Our long-term research interest is to decode the human genome. The recent research focus of my lab is on developing and applying computational and high-throughput experimental methods to understand the gene regulatory roles of non-coding genetic variants in different pathological conditions, including cancers and neurodegenerative diseases. Specifically, we focused on the computational method development for circulating cell-free DNA fragmentation and new biotechnology development for the joint profiling of multi-omics within the same single cells, which will eventually enable biomarker discovery for the early diagnosis and prognosis of many complex diseases.
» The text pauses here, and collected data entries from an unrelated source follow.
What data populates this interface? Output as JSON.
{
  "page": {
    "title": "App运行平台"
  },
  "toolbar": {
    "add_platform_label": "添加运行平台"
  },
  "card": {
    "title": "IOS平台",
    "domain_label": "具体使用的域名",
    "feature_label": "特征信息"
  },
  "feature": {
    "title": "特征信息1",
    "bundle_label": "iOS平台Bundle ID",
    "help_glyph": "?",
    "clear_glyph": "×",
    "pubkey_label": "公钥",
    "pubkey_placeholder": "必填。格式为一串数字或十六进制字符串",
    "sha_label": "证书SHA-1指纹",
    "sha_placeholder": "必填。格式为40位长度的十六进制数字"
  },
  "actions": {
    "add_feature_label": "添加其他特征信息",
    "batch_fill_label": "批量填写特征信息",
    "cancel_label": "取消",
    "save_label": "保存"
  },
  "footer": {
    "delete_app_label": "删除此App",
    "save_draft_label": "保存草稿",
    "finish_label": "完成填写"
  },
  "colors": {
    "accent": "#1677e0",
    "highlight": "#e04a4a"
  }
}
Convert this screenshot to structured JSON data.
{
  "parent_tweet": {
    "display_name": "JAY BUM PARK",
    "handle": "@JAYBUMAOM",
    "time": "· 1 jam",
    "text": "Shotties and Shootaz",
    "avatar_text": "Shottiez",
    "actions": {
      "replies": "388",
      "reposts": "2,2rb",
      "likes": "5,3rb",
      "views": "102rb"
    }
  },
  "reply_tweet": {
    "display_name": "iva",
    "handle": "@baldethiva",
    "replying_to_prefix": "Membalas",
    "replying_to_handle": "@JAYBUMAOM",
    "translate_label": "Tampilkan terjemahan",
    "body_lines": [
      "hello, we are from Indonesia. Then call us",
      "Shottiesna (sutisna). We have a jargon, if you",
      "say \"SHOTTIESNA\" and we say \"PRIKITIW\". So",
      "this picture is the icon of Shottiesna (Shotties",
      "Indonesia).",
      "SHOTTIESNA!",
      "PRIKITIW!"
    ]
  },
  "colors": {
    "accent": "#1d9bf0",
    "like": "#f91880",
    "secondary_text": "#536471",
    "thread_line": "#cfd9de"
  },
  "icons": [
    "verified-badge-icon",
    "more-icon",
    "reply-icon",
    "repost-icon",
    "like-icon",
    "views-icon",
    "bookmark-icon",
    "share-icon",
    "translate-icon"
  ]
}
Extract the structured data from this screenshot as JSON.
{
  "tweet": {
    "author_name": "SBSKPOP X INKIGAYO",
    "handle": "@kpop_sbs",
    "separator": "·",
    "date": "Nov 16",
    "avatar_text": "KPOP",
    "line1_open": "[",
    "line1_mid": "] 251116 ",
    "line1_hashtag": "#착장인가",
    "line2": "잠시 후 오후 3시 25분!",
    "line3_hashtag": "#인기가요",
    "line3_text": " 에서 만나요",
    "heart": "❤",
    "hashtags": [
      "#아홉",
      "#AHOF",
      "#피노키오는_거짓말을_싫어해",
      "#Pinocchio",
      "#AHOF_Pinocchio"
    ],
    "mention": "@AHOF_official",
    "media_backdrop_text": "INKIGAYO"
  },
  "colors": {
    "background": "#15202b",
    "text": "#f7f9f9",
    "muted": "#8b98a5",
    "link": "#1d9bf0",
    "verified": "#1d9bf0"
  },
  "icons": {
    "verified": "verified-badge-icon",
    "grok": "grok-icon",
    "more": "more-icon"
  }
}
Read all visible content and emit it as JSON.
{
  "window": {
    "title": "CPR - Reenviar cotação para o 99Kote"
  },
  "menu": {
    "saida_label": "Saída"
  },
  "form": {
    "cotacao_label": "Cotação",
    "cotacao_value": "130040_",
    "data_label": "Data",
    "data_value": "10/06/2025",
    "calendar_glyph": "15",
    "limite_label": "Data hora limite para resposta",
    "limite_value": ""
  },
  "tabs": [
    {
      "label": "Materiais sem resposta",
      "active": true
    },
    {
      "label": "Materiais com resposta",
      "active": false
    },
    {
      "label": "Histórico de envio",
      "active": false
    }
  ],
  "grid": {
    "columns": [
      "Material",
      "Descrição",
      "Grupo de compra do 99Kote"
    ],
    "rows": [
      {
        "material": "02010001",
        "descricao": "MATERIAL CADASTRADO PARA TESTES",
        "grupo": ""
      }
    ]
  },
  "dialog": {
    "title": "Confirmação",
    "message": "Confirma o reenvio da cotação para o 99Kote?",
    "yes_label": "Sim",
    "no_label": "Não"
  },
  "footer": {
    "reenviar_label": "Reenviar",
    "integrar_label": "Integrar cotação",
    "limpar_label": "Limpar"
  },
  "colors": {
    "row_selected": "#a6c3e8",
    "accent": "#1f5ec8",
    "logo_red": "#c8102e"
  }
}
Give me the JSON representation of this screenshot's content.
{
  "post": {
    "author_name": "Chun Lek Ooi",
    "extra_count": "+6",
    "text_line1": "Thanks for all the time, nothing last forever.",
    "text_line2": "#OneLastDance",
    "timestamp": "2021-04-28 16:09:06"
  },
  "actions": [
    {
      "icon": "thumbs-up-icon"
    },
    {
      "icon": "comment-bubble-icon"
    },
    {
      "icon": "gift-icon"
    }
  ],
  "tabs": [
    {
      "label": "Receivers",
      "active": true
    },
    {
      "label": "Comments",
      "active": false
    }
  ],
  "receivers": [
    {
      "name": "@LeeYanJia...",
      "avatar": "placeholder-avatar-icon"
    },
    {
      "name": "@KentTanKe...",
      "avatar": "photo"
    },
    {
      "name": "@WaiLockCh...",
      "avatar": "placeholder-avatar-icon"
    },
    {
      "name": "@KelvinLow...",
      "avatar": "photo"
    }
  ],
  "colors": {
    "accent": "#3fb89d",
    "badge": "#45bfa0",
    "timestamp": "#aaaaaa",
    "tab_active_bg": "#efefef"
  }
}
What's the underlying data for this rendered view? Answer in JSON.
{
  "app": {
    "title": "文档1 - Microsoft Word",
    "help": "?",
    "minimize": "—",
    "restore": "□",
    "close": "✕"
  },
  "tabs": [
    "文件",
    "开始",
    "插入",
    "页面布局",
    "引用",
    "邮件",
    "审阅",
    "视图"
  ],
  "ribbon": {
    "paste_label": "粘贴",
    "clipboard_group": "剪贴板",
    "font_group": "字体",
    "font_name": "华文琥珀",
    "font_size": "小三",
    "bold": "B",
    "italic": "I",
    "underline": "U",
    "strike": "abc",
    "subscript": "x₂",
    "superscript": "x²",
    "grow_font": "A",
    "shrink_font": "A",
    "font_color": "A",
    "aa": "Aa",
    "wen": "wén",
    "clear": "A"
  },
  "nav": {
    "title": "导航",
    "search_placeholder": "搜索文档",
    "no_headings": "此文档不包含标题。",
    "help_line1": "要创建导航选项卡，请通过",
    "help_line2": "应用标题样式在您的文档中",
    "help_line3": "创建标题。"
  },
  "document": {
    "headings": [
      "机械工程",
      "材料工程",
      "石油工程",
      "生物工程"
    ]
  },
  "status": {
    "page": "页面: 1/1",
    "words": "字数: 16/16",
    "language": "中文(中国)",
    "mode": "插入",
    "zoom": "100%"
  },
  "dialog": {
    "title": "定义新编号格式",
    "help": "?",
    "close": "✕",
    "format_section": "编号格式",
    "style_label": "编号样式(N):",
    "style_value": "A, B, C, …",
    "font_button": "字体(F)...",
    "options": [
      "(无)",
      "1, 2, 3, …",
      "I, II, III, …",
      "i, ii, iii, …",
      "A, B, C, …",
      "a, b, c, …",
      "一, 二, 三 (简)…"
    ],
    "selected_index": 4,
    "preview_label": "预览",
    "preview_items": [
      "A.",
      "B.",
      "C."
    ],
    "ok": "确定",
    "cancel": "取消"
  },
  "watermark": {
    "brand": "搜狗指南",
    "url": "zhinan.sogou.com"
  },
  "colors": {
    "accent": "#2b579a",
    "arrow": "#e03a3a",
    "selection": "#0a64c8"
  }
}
Artificial intelligence for liquid biopsy
Circulating cell-free DNA (cfDNA) is released into the peripheral blood after cellular death and recycled every few minutes for up to 12 hours. The collection of cfDNA fragments represents a real-time in vivo snapshot of the genome from cells contributing to cfDNA. Interestingly, cfDNA is not randomly fragmented and has recently been associated with the epigenetic status within the cells. This suggests the possibility of computationally inferring the cellular epigenomes from cfDNA fragmentation. However, computational methods have yet to be developed to construct cellular epigenomes from cfDNA assays. Millions of cfDNA genomic sequencing datasets are generated in clinics every year. To leverage these cfDNA datasets and advance our understanding of the epigenomes and, thus, the function of non-coding regulatory elements, we are developing computational methods based on generative artificial intelligence approaches to reconstruct the cellular epigenomes and transcriptomes from a single cfDNA assay. Finally, we can identify meaningful biomarkers from cfDNA for the early diagnosis and prognosis of different cancers and many other complex diseases, such as neurodegenerative and neuroinflammation diseases.
Single-cell & single-molecule multi-omic technology to decode genome
Epigenetic modifications, including DNA methylation, histone modifications, and three-dimensional (3D) genome topology, combine with genetic content to determine the mammalian transcriptional factor (TF) binding and, thus, gene regulation. However, gene activation or repression potential cannot be entirely predicted by looking at a single molecular measurement. Accurate predictive models require multiple molecular measurements simultaneously. We are currently limited by the number of simultaneous measurements we can perform in a single cell. In addition, the interactions between different epigenetic marks and their effects on gene expression are currently studied either in homogenous cultured cells or bulk tissues that average the readout. The study of interactions between different cell-type-specific epigenetic marks and gene expression in heterogeneous tissues at the single cell level is still in its infancy. We have developed several technologies to simultaneously capture multiple molecular measurements in the same assay or single cells. We will continue to develop more powerful multi-omic technologies to dissect the regulatory roles of the non-coding regulatory elements in the genome and finally identify the therapeutic targets for human diseases.
Our work is currently (and was previously) supported by NIH (R35GM147283, R56HG012360), NSF (ACCESS and XSEDE Resource Allocation Service), Bill & Melinda Gates Foundation (MOMI Ideas Award), and Northwestern University (Yaping Liu’s start-up).